Now he’s shaping the imagery of a nation, with an aesthetic that’s decidedly white and male.  Trump has commented on the clothing of male staff as well.  He reportedly upbraided his press secretary Sean Spicer for the fit and colour of his suit at the first White House presser. Top advisor Steve Bannon, who presents like a walking hangover, might seem to be exempt. But even his typically rumpled look has been cleaned up lately. Such fretting about dress code offers a sad, rare and thin veneer of decorum (and reverses Obama’s more casual approach) as the new president dismantles U.S. democracy.

Women, of course, are a separate case. As the former beauty pageant-owner has made clear, they’re fungible, valued for the visual or sexual pleasure they provide. His order for female staff to dress “like women” is clear code for a return to the style of the  ’40s and ’50s, or the pre-Feminine Mystique ’60s. In other words, a time before women had reproductive rights or their own checking accounts, and when raping one’s wife was “marital sex.” Back then, approved lady-wear consisted of  sleeveless dresses, pencil skirts, high heels, clothing much like that worn by Trump’s MIA wife Melania and adviser KellyAnne Conway. But it doesn’t have to stop there: Why not mandate girdles, garter belts, petticoats and bullet bras? Given that it’s Trump, the instruction could be commercially driven. It could be a quasi-veiled order to buy from his daughter Ivanka’s “lady-like” fashion line, which took a major hit this week when Nordstrom announced it was dropping it.

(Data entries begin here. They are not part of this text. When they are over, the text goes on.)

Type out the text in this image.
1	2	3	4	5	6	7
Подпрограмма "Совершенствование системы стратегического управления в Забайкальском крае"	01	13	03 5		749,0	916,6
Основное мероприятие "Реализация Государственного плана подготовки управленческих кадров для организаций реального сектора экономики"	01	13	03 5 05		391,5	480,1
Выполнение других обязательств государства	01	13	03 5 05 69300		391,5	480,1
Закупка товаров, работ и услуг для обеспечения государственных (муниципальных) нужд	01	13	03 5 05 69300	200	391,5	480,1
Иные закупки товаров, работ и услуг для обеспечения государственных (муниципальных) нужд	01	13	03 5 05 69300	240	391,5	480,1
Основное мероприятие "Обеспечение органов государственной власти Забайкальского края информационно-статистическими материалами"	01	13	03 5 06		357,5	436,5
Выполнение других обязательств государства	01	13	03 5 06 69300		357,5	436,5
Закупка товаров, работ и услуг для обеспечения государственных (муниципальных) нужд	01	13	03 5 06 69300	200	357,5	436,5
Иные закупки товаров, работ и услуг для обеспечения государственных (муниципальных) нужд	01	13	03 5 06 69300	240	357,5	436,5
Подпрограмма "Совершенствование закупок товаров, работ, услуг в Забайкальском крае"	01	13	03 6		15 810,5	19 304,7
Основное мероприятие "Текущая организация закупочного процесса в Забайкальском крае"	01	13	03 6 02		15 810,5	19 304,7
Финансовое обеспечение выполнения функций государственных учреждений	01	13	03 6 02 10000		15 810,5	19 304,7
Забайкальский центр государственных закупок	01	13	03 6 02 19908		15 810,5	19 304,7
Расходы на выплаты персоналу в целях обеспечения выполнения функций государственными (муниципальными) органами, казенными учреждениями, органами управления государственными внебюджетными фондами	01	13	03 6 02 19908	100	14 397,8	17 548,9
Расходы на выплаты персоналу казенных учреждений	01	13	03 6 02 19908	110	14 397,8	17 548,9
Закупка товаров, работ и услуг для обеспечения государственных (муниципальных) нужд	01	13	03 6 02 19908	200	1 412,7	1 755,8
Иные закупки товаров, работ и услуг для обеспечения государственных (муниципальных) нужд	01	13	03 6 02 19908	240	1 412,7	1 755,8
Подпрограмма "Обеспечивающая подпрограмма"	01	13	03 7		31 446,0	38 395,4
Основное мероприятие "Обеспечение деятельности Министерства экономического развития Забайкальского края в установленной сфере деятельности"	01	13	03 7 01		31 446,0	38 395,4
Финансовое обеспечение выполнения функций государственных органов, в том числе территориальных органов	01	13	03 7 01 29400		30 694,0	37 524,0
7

Conway, the highest profile woman in Trump’s administration, appears the female sartorial benchmark. Whether Trump praised or excoriated her for the cartoonishly patriotic red-white-and-blue, Italian-designed military-style coat she wore at the inauguration isn’t known. But given Trump’s fondness for the garish, he probably loved it. In this, his taste dovetails perfectly with the over-the-top, gilded aesthetic of dictators worldwide. Trump and Saddam Hussein, who delighted in showing off his gold-plated toilets with matching gold toilet brushes, could have shared a contractor. At the swearing-in, Conway called her get-up “Revolutionary Wear.” Now we’re seeing what this “revolution” looks like: Trump telling women employed by the American people what to wear as he readies to roll back the clock. At least they’ll be dressed for it.